In anatomy, rugae (: ruga) are a series of ridges produced by folding of the wall of an organ.

In general, rugae are a biological feature found in many organisms, and serving purposes such as increasing surface-area or flexibility, or providing structural support.

Most commonly, the term rugae refers to the gastric rugae of the internal surface of the stomach.

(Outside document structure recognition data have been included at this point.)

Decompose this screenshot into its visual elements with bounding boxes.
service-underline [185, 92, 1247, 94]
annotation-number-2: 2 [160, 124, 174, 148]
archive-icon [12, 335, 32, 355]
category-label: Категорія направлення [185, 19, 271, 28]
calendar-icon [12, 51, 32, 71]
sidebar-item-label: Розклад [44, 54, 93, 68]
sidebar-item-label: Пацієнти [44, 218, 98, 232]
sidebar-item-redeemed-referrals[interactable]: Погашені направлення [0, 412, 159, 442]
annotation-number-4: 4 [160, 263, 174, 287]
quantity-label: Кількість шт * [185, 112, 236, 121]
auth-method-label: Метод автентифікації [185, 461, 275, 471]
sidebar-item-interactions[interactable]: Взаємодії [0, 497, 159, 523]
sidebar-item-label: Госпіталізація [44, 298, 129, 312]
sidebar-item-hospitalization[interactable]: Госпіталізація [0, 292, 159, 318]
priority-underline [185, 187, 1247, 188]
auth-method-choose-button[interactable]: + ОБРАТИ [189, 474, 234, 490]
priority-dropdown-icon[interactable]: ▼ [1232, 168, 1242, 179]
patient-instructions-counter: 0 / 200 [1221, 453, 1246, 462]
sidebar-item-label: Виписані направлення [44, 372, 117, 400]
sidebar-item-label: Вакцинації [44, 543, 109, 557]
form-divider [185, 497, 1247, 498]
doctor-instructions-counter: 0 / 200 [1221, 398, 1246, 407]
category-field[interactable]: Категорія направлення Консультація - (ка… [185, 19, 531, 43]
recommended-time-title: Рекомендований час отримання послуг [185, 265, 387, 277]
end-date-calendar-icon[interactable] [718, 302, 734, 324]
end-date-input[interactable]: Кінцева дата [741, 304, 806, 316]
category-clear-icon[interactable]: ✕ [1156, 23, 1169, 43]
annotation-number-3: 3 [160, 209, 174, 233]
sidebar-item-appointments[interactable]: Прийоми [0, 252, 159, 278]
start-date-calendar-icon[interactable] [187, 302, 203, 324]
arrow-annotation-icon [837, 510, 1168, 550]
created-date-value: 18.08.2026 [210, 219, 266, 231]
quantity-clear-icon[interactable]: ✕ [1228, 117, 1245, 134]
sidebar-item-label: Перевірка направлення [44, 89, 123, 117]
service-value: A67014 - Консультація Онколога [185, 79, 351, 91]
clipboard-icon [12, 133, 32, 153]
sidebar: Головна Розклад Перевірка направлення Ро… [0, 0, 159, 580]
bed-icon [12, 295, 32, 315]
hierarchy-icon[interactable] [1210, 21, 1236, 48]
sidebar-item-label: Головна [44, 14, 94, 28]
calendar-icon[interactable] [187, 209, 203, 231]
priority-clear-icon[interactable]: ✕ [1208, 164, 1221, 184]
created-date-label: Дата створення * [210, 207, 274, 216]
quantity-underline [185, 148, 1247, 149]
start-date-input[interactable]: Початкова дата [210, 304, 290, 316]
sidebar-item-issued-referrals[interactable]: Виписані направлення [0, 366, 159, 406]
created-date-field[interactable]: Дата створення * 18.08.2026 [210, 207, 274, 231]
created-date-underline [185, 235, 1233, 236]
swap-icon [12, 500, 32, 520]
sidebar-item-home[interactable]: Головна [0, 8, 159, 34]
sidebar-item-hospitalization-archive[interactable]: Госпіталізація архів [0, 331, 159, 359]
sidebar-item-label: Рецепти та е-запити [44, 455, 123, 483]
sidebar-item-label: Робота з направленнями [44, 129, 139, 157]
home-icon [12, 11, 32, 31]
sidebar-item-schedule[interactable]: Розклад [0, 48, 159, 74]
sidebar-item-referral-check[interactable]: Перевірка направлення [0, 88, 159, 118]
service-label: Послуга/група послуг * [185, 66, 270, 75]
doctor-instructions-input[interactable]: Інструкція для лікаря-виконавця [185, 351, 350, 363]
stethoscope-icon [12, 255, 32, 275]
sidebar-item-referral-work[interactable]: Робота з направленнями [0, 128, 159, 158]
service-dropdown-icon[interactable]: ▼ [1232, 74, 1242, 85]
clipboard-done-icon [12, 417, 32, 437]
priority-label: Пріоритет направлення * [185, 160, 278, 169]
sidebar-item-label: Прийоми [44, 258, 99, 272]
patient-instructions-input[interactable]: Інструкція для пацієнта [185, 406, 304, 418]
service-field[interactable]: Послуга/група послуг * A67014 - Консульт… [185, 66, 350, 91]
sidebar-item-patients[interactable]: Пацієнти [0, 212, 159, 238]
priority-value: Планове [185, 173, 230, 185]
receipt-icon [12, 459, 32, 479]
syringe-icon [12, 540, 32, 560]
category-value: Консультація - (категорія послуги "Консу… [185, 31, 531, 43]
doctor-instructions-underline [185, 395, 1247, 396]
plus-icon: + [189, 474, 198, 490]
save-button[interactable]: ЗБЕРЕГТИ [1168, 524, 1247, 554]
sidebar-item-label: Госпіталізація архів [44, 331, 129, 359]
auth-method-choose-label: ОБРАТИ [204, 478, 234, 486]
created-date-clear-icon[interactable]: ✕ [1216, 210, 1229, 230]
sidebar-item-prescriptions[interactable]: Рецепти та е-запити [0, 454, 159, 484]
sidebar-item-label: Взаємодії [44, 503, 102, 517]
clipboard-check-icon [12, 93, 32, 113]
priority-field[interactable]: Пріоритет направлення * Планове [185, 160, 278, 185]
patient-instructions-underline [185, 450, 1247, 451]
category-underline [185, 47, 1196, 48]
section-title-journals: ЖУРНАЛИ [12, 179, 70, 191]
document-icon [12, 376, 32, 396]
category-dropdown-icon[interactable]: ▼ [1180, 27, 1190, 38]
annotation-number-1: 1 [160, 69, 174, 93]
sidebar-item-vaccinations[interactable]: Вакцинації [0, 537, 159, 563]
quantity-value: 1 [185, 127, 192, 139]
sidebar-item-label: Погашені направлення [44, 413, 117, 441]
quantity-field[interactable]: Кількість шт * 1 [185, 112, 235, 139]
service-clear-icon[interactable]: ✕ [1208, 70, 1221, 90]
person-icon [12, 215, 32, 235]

In terrestrial gastropods, rugae often appear as fine, transverse folds or wrinkles on the mantle, back, or sides of the body. They are particularly visible when the animal extends its body or contracts, and may also be interrupted or intersected by other grooves or structures (such as dorsal grooves or keels) .

==Development==

A study in mice has shown that palatal rugae

"develop as localized regions of epithelial proliferation and thickening prior to the elevation of the palatal shelves. Later on, the fibroblasts and collagen fibers accumulate within the connective tissue beneath the thickened epithelium and then assume a characteristic orientation. The direction of the collagen fibers running across the base of the palatine rugae determines their orientation. [...] It is believed that the role of [palatal] rugae in humans is more or less vestigial. However, in animals palatine rugae help in suckling and feeding."

==Function==
A purpose of the gastric rugae is to allow for expansion of the stomach after the consumption of foods and liquids. This expansion increases the volume of the stomach to hold larger amounts of food. The folds also result in greater surface area, allowing the stomach to absorb nutrients more quickly.

==Location==
Rugae can appear in the following locations in humans:
- Wrinkles of the labia and scrotum
- Hard palate immediately behind the upper anterior teeth
- Inside the urinary bladder
- Vagina
- Gallbladder
- Inside the stomach
- Inside the rectum

==Difference between rugae and plicae==
With few exceptions (e.g. the scrotum), rugae are only evident when an organ or tissue is deflated or relaxed. For example, rugae are evident within the stomach when it is deflated. However, when the stomach distends, the rugae unfold to allow for the increase in volume. On the other hand, plicae remain folded regardless of distension as is evident within the plicae of the small intestine walls.